Manolis the Lokrian proved to run a house of the three gold globes halfway along Copperbottom Alley. Luckily, he wrote his name on the window in Hassocki characters as well as his own. A bell above his door jangled when Max and I went in.

“Gentlemen, I am at your service. Ask of me what you would,” he said. He bowed and straightened and bowed again.

I didn’t ask him anything at once. I was too busy staring. I saw at once why the roly-poly Hassocki had sent us to him. He had to be an inch or two taller even than Max. The two of them were also staring at each other. Very tall men aren’t used to running into people their own size. They need to decide who’s bigger and how surprised they’re going to be about it.

“Have you by any chance a Hassocki captain’s uniform to fit my friend?” I asked.

He broke out laughing. “I do,” he said. “I do. By Zibeon’s forelock, I do. I have the very thing.” I reminded myself he was a Lokrian, and so unlikely to know better. I also reminded myself how big he was. Taller than Max! Who would have believed it? He went on, “During the, ah, late unpleasantness I purchased this from an officer desirous of decamping in such secrecy as he might-though when a man is of his stature, or mine, or your friend’s, secrecy is hard to come by. Later”-he preened his mustaches between thumb and forefinger-“I had occasion to wear it, to personate the fled Hassocki and lure his comrades out of a strong and safe position. This I accomplished.” He stood even straighter than usual.

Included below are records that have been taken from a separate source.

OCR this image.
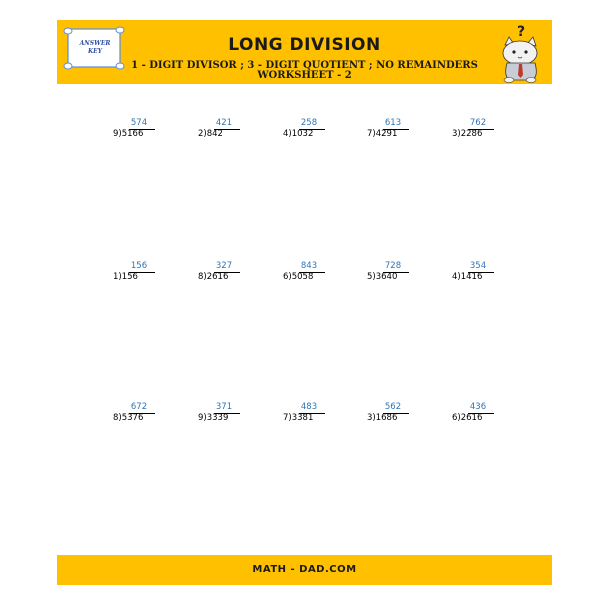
ANSWER KEY	LONG DIVISION
1 - DIGIT DIVISOR ; 3 - DIGIT QUOTIENT ; NO REMAINDERS
WORKSHEET - 2
?
574
9)5166
421
2)842
258
4)1032
613
7)4291
762
3)2286
156
1)156
327
8)2616
843
6)5058
728
5)3640
354
4)1416
672
8)5376
371
9)3339
483
7)3381
562
3)1686
436
6)2616
MATH - DAD.COM
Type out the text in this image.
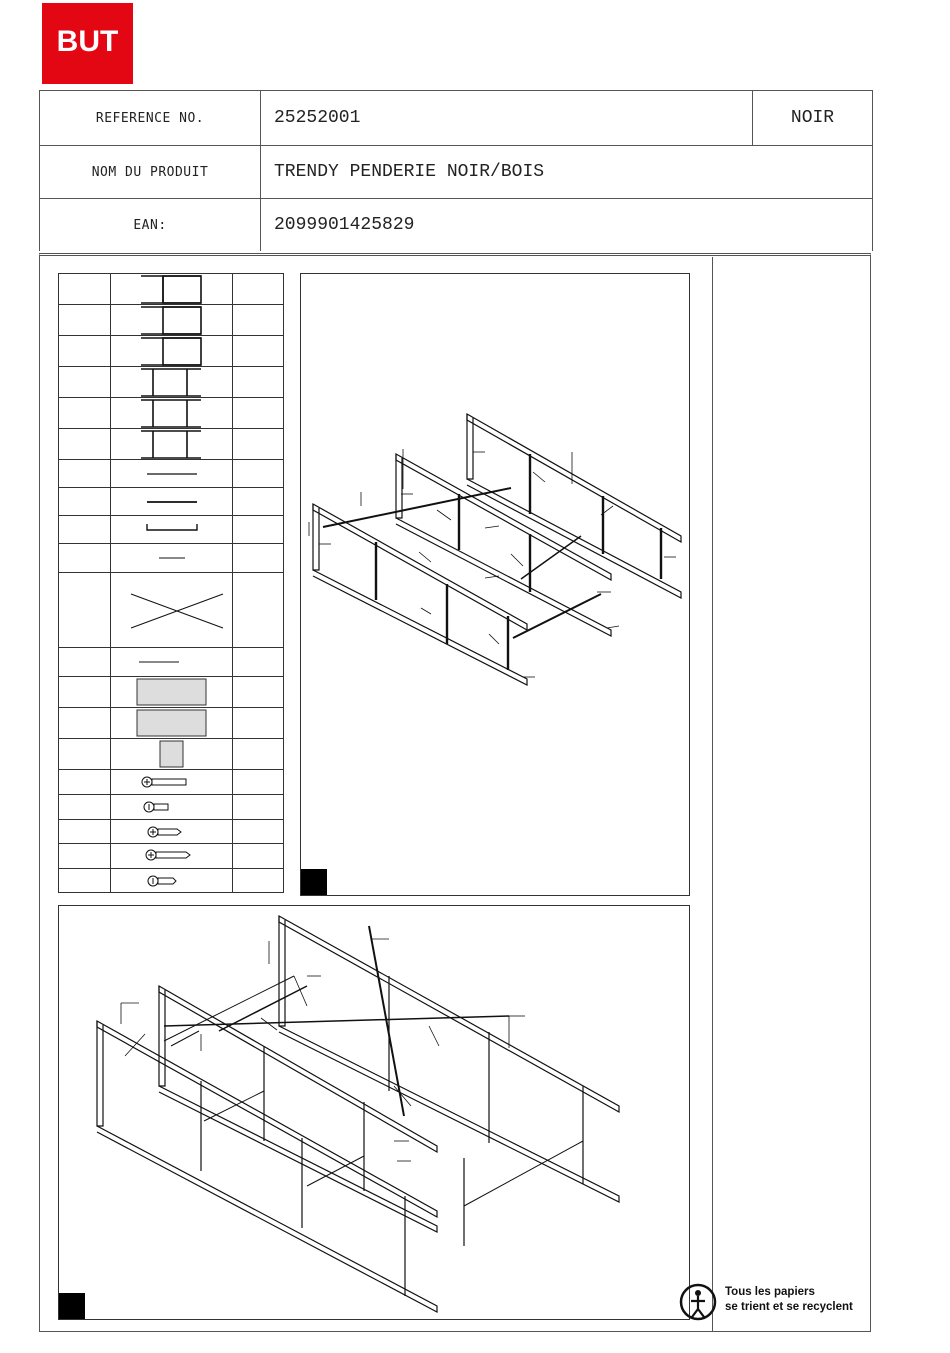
BUT
REFERENCE NO.	25252001	NOIR
NOM DU PRODUIT	TRENDY PENDERIE NOIR/BOIS
EAN:	2099901425829
Tous les papiers
se trient et se recyclent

So the uniform had already been used in one masquerade, had it? A paltry scheme next to mine-but still, I took it for a good omen. I said, “May we see this famous outfit?”

Manolis bowed once more. “Certainly, my master. Certainly. But what ails your friend? Can he not speak for himself?”

“No,” Max croaked. “I never learned how.”

The Lokrian broker scratched his head, tugged at his mustaches again, and disappeared into a back room. He returned with a neatly folded dust-brown uniform. Unfolded, it did indeed prove suitable for a man of Max’s inches. The sleeves and trouser legs were slightly too short, but only slightly. It fit Max a good deal better than it would have Manolis, who was not only taller but wider through the shoulders and had the beginnings of a paunch. Imagining Max with a paunch is like imagining a nightingale with a bagpipe. I doubted the Hassocki who saw Manolis in disguise were inclined to be critical. Anyone who could wear that uniform without turning it into a tent had to carry conviction.

I spoke next with a certain amount of worry: “Ah, how much might you want for such an item, O most heroic and valiant one?”

“Well, I had not really purposed selling it at all,” Manolis replied. “My thought was to save it for my grandchildren, a token of the time when Thasos passed out of slavery and into freedom.” Half the city’s populace would have juggled nouns and prepositions there, but never mind. He continued, “If I were to sell it, I should need to be suitably compensated for the future loss to my heirs and assigns.”

“What do you reckon suitable compensation?” I inquired, more cautiously yet.

He named a price. I did not faint. I do not know why I did not faint. I merely state the fact. He added, “I suspect you may encounter a certain amount of difficulty finding such a uniform here or elsewhere.”

I suspected he was right. No, I knew too well he was right. Nevertheless, I said, “And I suspect you are a saucy robber. Dust-brown cloth is cheap as pistachios in Thasos right now. I could have a tailor make me a uniform for half what you ask.” That would still cost too much and take too long, something Manolis did not need to know.

He scowled down at me. A fearsome scowl from such a giant would have put most men of ordinary size in fear for their lives. I, however, am bold beyond the mean-and used to Max scowling down at me. Again, the hair of the dog that now could not bite me. Seeing me unafraid and unabashed, Manolis named a more reasonable figure. I named one in return. “Why, thou brazen son of a poison-tongued serpent!” he cried.